The most common mechanism of trimethoprim (TMP)-resistance is the acquisition of dihydrofolate reductase enzyme resistant to this drug. Previous molecular characterization of TMP-genes resistance in Chilean isolates of Shigella sonnei searching for dfrA1 and dfrA8, showed solely the presence of dfrA8 (formerly dhfrIIIc). However, these genetic markers were absent in S. sonnei strains further isolated during an outbreak in 2009. To identify the TMP-resistance gene in these strains, a genomic DNA library from a TMP-resistant (TMP(R)) S. sonnei representative strain for the outbreak was used to clone, select and identify a TMP-resistance marker. The TMP(R) clone was sequenced by primer walking, identifying the presence of the dfrA14 gene in the sul2-strA'-dfrA14-'strA-strB gene arrangement, harbored in a native 6779-bp plasmid. The same plasmid was isolated by transforming with a ~4.2 MDa plasmid extracted from several TMP(R) S. sonnei strains into Escherichia coli. This plasmid, named pABC-3, was present only in dfrA14-positive strains and was homologous to a previously described pCERC-1, but different due to the absence of an 11-bp repetitive unit. The distribution of dfrA1, dfrA8, and dfrA14 TMP-resistance genes was determined in 126 TMP(R) S. sonnei isolates. Most of the strains (96%) carried only one of the three TMP-resistance genes assessed. Thus, all strains obtained during the 2009-outbreak harbored only dfrA14, whereas, dfrA8 was the most abundant gene marker before outbreak and, after the outbreak dfrA1 seems have appeared in circulating strains. According to PFGE, dfrA14-positive strains were clustered in a genetically related group including some dfrA1- and dfrA8-positive strains; meanwhile other genetic group included most of the dfrA8-positive strains. This distribution also correlated with the isolation period, showing a dynamics of trimethoprim genetic markers prevalent in Chilean S. sonnei strains. To our knowledge, dfrA14 gene associated to a small non-conjugative plasmid was detected for the first time in Shigella. Apparently, the strain causing the outbreak must have been introduced, changing drastically the genetic distribution of trimethoprim resistance in Chilean S. sonnei strains.

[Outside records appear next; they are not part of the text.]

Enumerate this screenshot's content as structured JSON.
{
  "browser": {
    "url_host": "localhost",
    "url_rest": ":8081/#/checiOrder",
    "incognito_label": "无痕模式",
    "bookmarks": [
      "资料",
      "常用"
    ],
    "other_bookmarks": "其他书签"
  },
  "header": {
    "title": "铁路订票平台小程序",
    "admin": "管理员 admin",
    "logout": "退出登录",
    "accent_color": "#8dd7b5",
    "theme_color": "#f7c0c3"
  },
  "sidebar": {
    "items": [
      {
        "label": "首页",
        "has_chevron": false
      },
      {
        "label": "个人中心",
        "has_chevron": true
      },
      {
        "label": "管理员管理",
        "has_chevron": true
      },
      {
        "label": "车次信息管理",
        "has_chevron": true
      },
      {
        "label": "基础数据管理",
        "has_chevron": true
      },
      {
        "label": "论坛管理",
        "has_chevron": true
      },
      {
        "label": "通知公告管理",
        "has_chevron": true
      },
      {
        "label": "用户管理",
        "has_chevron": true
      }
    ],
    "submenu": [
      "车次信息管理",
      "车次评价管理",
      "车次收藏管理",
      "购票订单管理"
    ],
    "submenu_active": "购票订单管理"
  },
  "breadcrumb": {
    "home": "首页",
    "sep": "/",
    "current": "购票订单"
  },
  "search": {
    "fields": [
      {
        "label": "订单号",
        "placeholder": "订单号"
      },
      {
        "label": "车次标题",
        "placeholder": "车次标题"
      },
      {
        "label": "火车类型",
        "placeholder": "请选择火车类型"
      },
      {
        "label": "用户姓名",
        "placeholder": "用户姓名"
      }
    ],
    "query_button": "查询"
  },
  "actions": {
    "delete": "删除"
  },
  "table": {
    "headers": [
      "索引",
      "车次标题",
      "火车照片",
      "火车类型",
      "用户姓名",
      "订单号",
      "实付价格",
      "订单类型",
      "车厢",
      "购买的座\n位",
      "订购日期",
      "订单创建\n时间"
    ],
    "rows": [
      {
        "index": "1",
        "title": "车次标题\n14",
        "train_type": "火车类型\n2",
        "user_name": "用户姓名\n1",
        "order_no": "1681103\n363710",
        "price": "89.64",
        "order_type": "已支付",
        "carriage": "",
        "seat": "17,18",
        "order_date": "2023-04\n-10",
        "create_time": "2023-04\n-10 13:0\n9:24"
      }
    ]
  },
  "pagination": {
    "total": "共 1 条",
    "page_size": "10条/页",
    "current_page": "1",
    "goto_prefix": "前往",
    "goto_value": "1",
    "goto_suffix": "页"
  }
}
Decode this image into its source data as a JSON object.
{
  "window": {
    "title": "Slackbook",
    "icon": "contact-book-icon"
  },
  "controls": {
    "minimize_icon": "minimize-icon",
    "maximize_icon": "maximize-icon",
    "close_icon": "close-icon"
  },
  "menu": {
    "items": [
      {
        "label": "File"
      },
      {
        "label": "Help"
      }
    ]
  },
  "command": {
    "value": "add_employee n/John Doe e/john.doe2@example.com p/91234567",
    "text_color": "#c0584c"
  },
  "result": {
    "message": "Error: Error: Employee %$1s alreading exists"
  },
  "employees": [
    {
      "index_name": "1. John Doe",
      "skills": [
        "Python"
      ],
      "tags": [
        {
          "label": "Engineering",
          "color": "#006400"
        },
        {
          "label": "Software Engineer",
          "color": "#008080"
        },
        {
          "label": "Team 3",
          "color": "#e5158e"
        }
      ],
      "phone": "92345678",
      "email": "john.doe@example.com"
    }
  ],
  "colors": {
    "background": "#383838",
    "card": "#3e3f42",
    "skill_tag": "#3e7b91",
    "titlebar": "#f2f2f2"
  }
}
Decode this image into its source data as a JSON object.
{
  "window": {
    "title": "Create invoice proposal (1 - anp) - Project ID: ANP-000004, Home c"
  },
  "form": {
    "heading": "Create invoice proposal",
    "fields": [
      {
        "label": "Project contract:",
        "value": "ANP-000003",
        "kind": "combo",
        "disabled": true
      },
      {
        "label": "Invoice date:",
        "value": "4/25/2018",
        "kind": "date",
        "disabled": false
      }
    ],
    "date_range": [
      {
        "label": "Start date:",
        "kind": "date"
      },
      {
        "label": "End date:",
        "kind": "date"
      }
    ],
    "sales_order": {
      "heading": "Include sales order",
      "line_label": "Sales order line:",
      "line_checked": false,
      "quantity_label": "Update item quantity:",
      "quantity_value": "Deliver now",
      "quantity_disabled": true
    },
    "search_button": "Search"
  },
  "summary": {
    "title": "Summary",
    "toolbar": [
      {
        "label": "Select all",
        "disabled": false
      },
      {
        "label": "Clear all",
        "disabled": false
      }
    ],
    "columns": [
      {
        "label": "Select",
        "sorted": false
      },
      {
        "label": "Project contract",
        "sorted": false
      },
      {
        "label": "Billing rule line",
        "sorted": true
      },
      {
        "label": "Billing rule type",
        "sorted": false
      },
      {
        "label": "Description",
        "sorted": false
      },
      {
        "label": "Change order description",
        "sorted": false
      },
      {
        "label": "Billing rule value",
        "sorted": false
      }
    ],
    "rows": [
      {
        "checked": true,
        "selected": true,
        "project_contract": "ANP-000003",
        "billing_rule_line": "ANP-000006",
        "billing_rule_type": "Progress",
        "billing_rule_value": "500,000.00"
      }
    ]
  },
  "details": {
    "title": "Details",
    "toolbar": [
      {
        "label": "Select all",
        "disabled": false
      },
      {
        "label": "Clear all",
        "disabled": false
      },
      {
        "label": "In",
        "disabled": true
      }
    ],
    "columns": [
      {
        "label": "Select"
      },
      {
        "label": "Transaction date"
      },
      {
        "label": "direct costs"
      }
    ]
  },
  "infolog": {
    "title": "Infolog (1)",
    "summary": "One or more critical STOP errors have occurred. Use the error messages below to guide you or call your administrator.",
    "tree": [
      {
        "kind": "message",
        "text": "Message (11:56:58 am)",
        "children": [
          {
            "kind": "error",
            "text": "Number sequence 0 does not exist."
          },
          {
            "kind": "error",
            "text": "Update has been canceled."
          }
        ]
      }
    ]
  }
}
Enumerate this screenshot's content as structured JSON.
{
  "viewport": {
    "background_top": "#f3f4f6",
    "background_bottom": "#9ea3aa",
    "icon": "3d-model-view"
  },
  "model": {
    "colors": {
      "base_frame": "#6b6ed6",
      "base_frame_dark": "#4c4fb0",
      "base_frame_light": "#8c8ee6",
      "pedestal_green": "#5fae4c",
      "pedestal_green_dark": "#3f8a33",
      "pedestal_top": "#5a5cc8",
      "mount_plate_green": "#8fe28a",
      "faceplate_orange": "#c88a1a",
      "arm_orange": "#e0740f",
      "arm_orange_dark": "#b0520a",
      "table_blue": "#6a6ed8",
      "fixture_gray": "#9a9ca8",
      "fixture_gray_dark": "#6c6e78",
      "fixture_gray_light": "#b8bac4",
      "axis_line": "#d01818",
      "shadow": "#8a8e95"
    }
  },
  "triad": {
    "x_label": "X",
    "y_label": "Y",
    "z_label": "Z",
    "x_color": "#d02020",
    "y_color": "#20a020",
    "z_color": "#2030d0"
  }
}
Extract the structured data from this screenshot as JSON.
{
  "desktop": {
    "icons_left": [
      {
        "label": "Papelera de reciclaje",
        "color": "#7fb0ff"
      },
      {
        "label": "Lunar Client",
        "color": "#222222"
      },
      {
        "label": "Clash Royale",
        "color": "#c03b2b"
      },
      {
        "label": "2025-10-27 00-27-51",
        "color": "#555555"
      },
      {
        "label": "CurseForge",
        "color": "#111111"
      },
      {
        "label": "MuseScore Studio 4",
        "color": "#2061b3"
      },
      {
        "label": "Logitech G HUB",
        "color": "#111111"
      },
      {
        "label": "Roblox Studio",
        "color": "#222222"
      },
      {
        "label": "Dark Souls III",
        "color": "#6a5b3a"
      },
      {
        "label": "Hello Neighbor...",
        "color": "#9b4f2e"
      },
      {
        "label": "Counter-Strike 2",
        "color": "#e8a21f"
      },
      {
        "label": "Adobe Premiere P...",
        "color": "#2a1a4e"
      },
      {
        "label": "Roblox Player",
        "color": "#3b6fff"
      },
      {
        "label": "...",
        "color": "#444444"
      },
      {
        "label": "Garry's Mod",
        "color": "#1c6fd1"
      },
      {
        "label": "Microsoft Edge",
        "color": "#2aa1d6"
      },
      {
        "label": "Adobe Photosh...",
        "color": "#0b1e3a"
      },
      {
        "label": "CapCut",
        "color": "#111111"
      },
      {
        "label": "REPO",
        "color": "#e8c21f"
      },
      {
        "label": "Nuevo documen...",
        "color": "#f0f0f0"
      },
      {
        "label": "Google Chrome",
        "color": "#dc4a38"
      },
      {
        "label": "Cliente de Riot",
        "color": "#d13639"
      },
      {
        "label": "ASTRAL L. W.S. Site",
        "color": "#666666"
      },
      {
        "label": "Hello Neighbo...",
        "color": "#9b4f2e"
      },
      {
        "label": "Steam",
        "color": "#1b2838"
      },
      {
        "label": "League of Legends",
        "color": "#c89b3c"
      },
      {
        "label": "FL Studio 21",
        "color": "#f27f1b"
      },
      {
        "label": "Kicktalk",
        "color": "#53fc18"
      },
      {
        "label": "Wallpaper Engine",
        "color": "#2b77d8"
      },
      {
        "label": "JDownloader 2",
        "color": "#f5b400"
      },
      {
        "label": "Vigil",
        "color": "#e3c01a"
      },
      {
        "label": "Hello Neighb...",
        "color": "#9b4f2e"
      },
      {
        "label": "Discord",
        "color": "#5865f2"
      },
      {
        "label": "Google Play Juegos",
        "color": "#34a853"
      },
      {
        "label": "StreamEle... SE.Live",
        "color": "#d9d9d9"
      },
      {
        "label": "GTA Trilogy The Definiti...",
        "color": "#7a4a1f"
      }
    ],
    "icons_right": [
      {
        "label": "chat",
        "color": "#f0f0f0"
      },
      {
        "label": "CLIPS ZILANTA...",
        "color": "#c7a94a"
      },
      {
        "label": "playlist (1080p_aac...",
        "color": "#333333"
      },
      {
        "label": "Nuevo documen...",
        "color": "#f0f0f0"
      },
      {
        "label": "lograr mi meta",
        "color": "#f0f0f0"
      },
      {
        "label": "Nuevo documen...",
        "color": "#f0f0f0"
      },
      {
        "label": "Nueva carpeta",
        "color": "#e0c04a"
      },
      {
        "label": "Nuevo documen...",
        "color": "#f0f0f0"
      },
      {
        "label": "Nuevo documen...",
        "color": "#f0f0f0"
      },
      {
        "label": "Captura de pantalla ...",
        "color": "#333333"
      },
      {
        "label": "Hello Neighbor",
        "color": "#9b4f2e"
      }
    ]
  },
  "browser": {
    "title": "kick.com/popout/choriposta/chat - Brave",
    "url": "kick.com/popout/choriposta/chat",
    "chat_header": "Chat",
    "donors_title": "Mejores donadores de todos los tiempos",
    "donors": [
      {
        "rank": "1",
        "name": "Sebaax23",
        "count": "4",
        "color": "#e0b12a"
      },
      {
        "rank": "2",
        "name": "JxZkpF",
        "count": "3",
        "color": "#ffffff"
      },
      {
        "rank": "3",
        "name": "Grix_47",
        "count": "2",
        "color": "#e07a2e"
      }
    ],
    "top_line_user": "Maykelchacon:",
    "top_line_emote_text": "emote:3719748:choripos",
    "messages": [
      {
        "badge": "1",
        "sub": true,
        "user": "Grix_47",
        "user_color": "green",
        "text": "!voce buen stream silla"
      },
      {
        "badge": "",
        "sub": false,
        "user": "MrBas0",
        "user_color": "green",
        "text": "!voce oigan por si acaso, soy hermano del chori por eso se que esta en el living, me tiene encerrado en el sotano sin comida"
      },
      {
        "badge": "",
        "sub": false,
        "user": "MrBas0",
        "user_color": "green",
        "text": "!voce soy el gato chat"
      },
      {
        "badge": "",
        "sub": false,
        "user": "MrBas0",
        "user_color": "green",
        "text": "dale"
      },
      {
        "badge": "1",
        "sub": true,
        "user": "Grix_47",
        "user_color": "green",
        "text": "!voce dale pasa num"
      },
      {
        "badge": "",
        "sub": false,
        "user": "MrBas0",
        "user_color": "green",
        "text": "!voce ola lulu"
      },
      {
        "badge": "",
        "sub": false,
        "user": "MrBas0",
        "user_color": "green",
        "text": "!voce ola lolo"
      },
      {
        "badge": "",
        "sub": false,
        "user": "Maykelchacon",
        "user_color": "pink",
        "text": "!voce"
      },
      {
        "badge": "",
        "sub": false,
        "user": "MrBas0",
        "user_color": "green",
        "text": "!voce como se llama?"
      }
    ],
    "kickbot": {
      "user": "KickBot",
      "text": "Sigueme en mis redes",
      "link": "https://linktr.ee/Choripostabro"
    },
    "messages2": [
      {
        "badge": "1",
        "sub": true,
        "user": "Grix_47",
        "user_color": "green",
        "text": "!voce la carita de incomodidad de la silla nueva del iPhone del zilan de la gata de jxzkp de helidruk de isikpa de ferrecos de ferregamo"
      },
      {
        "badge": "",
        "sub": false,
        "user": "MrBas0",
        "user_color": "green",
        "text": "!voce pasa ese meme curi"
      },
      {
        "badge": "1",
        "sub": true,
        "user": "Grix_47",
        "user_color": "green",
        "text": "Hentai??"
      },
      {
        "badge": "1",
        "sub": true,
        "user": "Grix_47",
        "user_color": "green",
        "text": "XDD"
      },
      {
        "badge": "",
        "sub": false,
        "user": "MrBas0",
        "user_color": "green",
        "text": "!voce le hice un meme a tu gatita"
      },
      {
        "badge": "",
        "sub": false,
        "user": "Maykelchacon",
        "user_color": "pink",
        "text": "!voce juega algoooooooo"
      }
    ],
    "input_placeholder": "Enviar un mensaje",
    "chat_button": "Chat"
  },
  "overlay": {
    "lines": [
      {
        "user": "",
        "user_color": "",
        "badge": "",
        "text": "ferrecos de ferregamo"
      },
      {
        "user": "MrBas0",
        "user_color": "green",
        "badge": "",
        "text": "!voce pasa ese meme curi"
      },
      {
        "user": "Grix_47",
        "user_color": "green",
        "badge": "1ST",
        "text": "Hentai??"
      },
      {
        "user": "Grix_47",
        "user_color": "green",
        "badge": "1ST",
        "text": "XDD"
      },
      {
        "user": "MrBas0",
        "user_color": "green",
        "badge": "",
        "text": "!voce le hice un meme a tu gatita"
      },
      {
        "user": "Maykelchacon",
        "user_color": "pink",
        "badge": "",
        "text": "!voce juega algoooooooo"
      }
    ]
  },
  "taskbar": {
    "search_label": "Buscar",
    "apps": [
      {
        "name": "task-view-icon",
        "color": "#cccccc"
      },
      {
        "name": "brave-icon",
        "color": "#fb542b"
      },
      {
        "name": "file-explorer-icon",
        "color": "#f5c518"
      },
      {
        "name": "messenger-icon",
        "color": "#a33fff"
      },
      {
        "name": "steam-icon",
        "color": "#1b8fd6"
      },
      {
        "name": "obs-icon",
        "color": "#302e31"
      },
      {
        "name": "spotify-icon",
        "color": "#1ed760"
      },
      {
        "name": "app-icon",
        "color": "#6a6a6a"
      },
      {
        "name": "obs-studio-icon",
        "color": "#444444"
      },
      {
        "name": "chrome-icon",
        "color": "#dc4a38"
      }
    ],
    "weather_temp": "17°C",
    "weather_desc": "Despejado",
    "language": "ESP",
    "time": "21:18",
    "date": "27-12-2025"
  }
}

甲氧苄啶(TMP)耐药的最常见机制是获得对该药物耐药的二氢叶酸还原酶。先前在智利宋内志贺氏菌分离株中对TMP基因耐药性进行分子特征分析以寻找dfrA1和dfrA8时,仅发现了dfrA8(以前称为dhfrIIIc)。然而,在2009年一次疫情中进一步分离的宋内志贺氏菌菌株中没有这些遗传标记。为了鉴定这些菌株中的TMP耐药基因,使用来自疫情中一株TMP耐药(TMP(R))宋内志贺氏菌代表性菌株的基因组DNA文库来克隆、筛选和鉴定一个TMP耐药标记。通过引物步移对TMP(R)克隆进行测序,发现在sul2-strA'-dfrA14-'strA-strB基因排列中存在dfrA14基因,该基因位于一个天然的6779 bp质粒中。通过将从几株TMP(R)宋内志贺氏菌菌株中提取的约4.2 MDa质粒转化到大肠杆菌中,分离出了相同的质粒。这个质粒命名为pABC - 3,仅存在于dfrA14阳性菌株中,并且与先前描述的pCERC - 1同源,但由于缺少一个11 bp的重复单元而有所不同。在126株TMP(R)宋内志贺氏菌分离株中测定了dfrA1、dfrA8和dfrA14 TMP耐药基因的分布。大多数菌株(96%)仅携带所评估的三个TMP耐药基因中的一个。因此,在2009年疫情期间获得的所有菌株仅携带dfrA14,而dfrA8是疫情前最丰富的基因标记,疫情后dfrA1似乎已出现在流行菌株中。根据脉冲场凝胶电泳(PFGE)分析,dfrA14阳性菌株聚集在一个遗传相关的组中,包括一些dfrA1和dfrA8阳性菌株;同时其他遗传组包括大多数dfrA8阳性菌株。这种分布也与分离时期相关,显示了智利宋内志贺氏菌菌株中甲氧苄啶遗传标记的动态变化。据我们所知,首次在志贺氏菌中检测到与一个小的非接合性质粒相关的dfrA14基因。显然,导致疫情的菌株一定是被引入的,这极大地改变了智利宋内志贺氏菌菌株中甲氧苄啶耐药性的遗传分布。